People liked the old biologist and brought him things to explain, so he was not surprised that the girl brought him crabs to feed the octo. In fact, he showed her how to unpadlock the lid above and behind the tank, so she could toss them in. After a few months he began to let her sell tickets out front while he went home to grab a nap, and then he made her a key of her own. The octo was careful not to let her know how interested he was in all this, because he began to realize that she would interpret freeing him as losing him. Human beings, with all their warm-blooded hugginess didn’t like to be separated. But if she didn’t love him enough, she might not set him free.
He searched through her mind for clues to human attachment and pair-bonds. He asked her things and found intimate places, little crevices for the small ends of tentacles where even human fingers couldn’t go. Indeed, his suction-cupped arms learned to kiss except for one that balked. He threatened to tear it off and leave it behind.
As for the girl, she was not a fool. She knew he was alone because octos are cannibals and it was not unusual for males to be eaten by females they had just fertilized because the females would linger to defend the eggs, starving, and they could use the protein. But this octo didn’t give her eggs; he gave her powerful dreams that stained her nightgown in ways new to her.

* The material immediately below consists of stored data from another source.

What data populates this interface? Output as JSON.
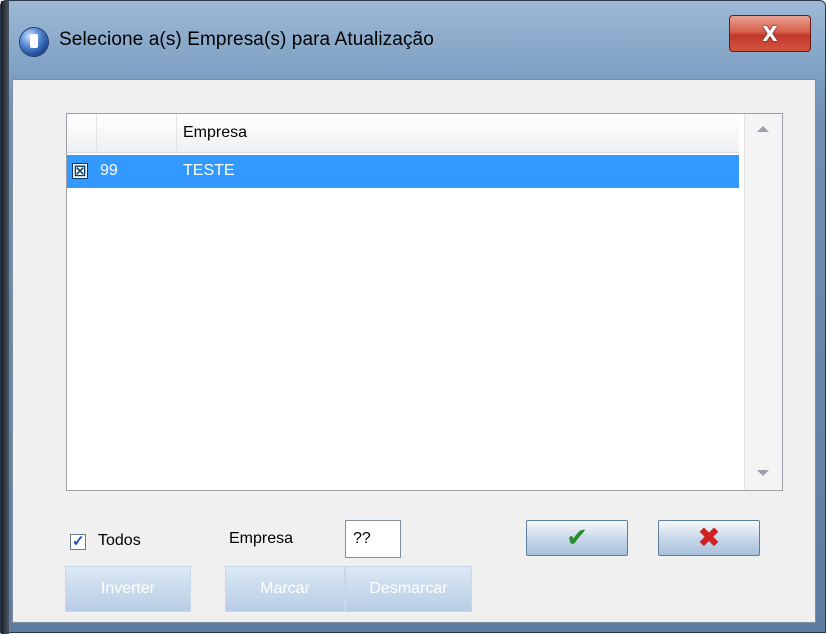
{
  "window": {
    "title": "Selecione a(s) Empresa(s) para Atualização",
    "close_label": "X"
  },
  "grid": {
    "columns": [
      "",
      "",
      "Empresa"
    ],
    "rows": [
      {
        "checked": true,
        "checkbox_glyph": "☒",
        "code": "99",
        "name": "TESTE",
        "selected": true
      }
    ]
  },
  "controls": {
    "todos_label": "Todos",
    "todos_checked": true,
    "todos_glyph": "✓",
    "empresa_label": "Empresa",
    "empresa_value": "??",
    "ok_icon": "✔",
    "cancel_icon": "✖",
    "inverter_label": "Inverter",
    "marcar_label": "Marcar",
    "desmarcar_label": "Desmarcar"
  },
  "icons": {
    "title_icon": "app-globe-icon",
    "ok_icon_name": "checkmark-icon",
    "cancel_icon_name": "x-icon"
  },
  "colors": {
    "selection": "#3399ff",
    "ok": "#2a8c2a",
    "cancel": "#d02020",
    "close": "#c0392b"
  }
}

Freeing an octopus was neither kind nor idealistic. Taking it back to its birthplace, even though the pier wasn’t far away, would be a logistic nightmare because he weighed a LOT. But she thought, “I guess maybe I could use a shopping cart,” and the octopus knew he had her. They both understood that he was about out of time. He was nearly at the limit of his growth and would have maybe only months or weeks to be under the pier.
They just did it. It might have been a more dramatic story if they had used a bit of poison from a blue-ringed octopus to put the old man to sleep forever, but that was too complicated. She was no killer. She just came one night with her key, unpadlocked the feeding hatch, lugged the octo out to the cart, and pushed him down the walkway to the long pier.

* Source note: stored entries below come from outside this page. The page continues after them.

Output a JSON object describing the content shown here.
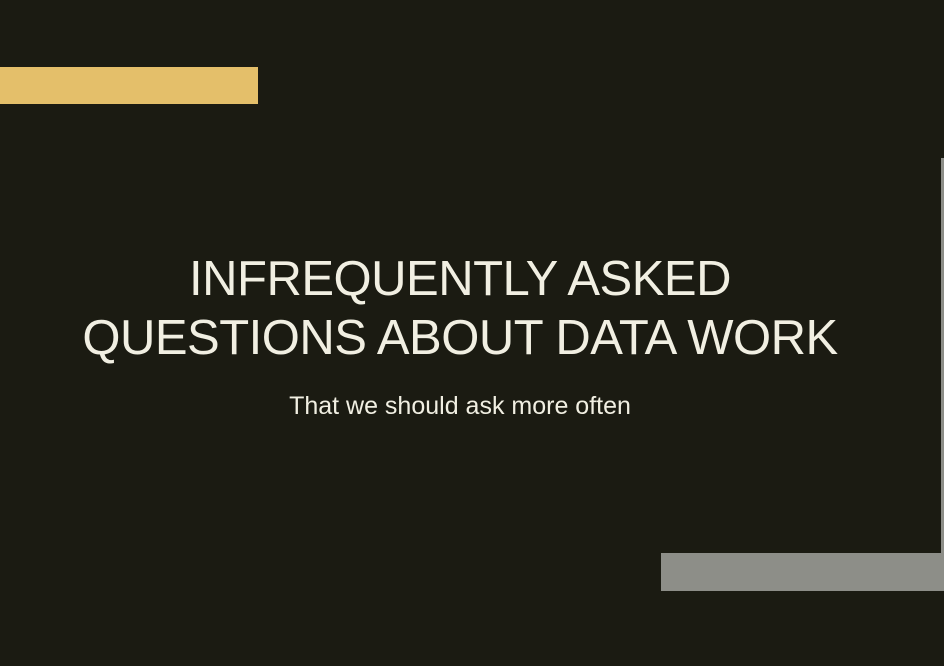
{
  "slide": {
    "title_lines": [
      "INFREQUENTLY ASKED",
      "QUESTIONS ABOUT DATA WORK"
    ],
    "subtitle": "That we should ask more often"
  },
  "colors": {
    "background": "#1b1b12",
    "text": "#f1efe2",
    "accent_gold": "#e4bf6a",
    "accent_gray": "#8d8e88",
    "edge_line": "#8d8e88"
  }
}
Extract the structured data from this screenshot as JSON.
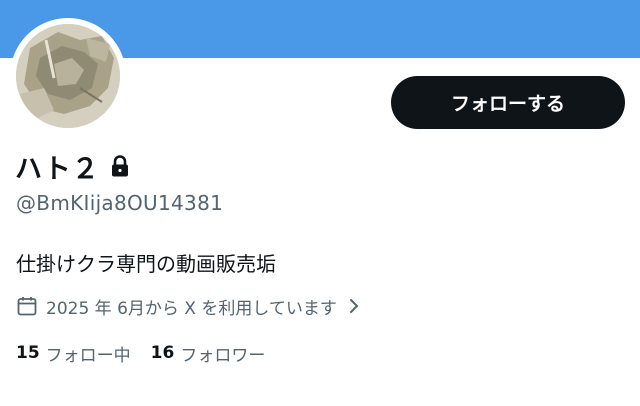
{
  "profile": {
    "display_name": "ハト２",
    "handle": "@BmKIija8OU14381",
    "bio": "仕掛けクラ専門の動画販売垢",
    "joined": "2025 年 6月から X を利用しています",
    "follow_label": "フォローする",
    "protected_icon": "lock-icon",
    "joined_icon": "calendar-icon"
  },
  "stats": {
    "following_count": "15",
    "following_label": "フォロー中",
    "followers_count": "16",
    "followers_label": "フォロワー"
  },
  "colors": {
    "banner": "#4a99e9",
    "button_bg": "#0f1419",
    "text_primary": "#0f1419",
    "text_secondary": "#536471"
  }
}
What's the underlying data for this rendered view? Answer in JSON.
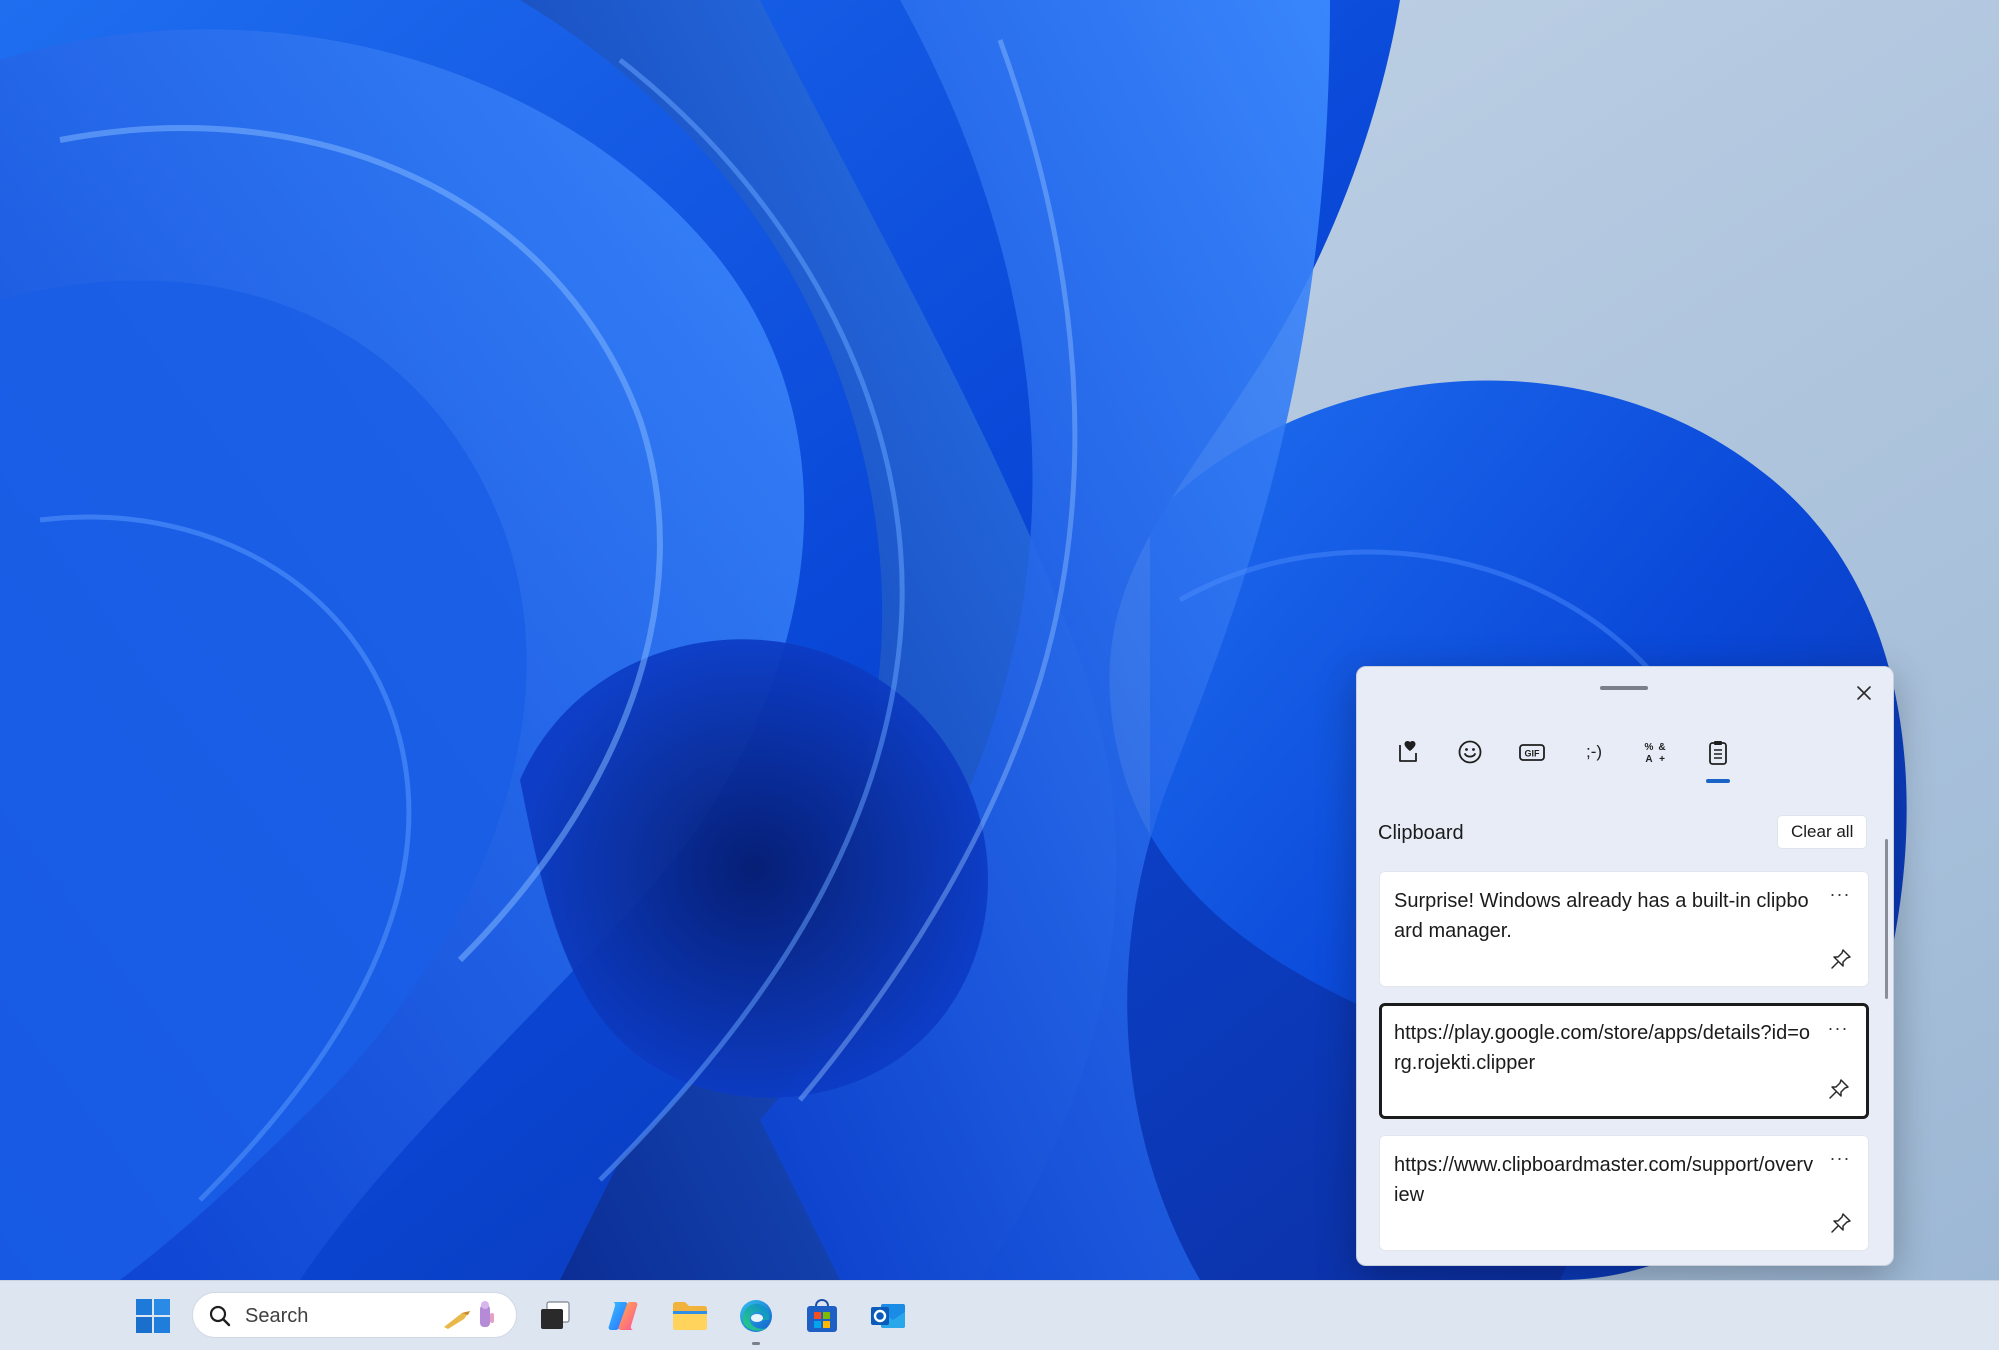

The only glitch was that about a fourth of the way down, a wheel came off the cart. The tide was way out, which at Seaside means a mile of sand. She carried the octo as far as she could, then sprawled, dumping him out of her arms. He set off to get there on his own, which was difficult on sand, a crawling glob of Jello thrashing his arms side-to-side with nothing solid to grab. She hated to see him that way. It was the cruelest part of the adventure and it haunted her later. He was far from the tall bright swimmer she was used to in his tank.
Finally he came to an outcrop of rock and then a backwash of tidewater that took him under the pier so he could grab the pilings under it. There was no goodbye. But there was love and remembrance. She never saw the octo again and was grateful, because he would not have been alive.